Why Are Only Depressing Things “Authentic?”

Jon Lovett

Photo by Frederick M. Brown/Getty Images

On May 18, former White House speechwriter Jon Lovett gave the commencement address to the graduating class of Pitzer College in California. Interspersed with bits of life advice was this observation:

We see it across our culture, with not only popularity but hunger for the intellectual honesty of Jon Stewart or the raw sincerity of performers like Louis CK and Lena Dunham. You can even add the rise of dark, brooding, “authentic” superheroes in our blockbuster movies. We see … a rejection of the processed as inauthentic.

Whether he intended it or not, Lovett’s choices of pop culture examples hit on an intriguing idea: that things are most “honest,” “sincere,” and “authentic” if their view of the world is relatively dark.

Louie has moments of absolute joy, like a demented sing-along in the car on the way to the suburbs, or a duckling stowing away in Louis CK’s luggage on a USO trip to Afghanistan. But at the heart of the show is the idea that the character of Louie is coming to grips with frightening and ugly emotions: his limitations as a comedian, the fact that fatherhood involves pain and rejection, the mismatch between his sexual drives and his dating prospects. Similarly, Girls, in response to criticisms of its first season, seemed to torture its characters in the second, inflicting OCD on Hannah, a professional breakdown on Marnie, a divorce on Jessa, and a breakup on Shoshanna.
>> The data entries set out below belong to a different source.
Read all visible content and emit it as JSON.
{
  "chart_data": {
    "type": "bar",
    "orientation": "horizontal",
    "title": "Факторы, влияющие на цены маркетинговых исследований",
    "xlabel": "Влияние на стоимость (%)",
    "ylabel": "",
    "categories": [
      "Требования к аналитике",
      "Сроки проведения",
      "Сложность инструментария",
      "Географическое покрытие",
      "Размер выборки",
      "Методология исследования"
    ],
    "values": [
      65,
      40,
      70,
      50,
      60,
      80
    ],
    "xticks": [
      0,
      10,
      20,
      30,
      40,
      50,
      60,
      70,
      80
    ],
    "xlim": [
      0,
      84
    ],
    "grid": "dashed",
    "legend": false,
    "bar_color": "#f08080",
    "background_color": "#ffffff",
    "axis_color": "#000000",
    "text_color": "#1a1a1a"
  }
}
All those devices brought out the worst in the characters, and the show seemed to take on the attitude blurted out by Shoshanna in the season 1 finale that “everyone’s a stupid whore.” Even the superheroes Lovett mentions have to be tortured to earn their greatness: Captain America’s sincerity and optimism make him look a little goofy in this crowd of agonized hunks. Pop culture keeps telling us that the world is a difficult place to live in, people behave badly in it, and anyone who says otherwise is either deluding himself or attempting to put one over on us.

But while it may take more fortitude to write tales of misery (it certainly takes more to sit through them), authenticity doesn’t always have to test our endurance. Happiness isn’t, by definition, a put-on, or generated through lies and self-deception. Lovett’s speech to the Pitzer graduates ended with a reminder to use the drive for authenticity as a force for good in the world. Perhaps pop culture could also embrace that message of optimism, or at least concede that pain isn’t the only thing that’s real.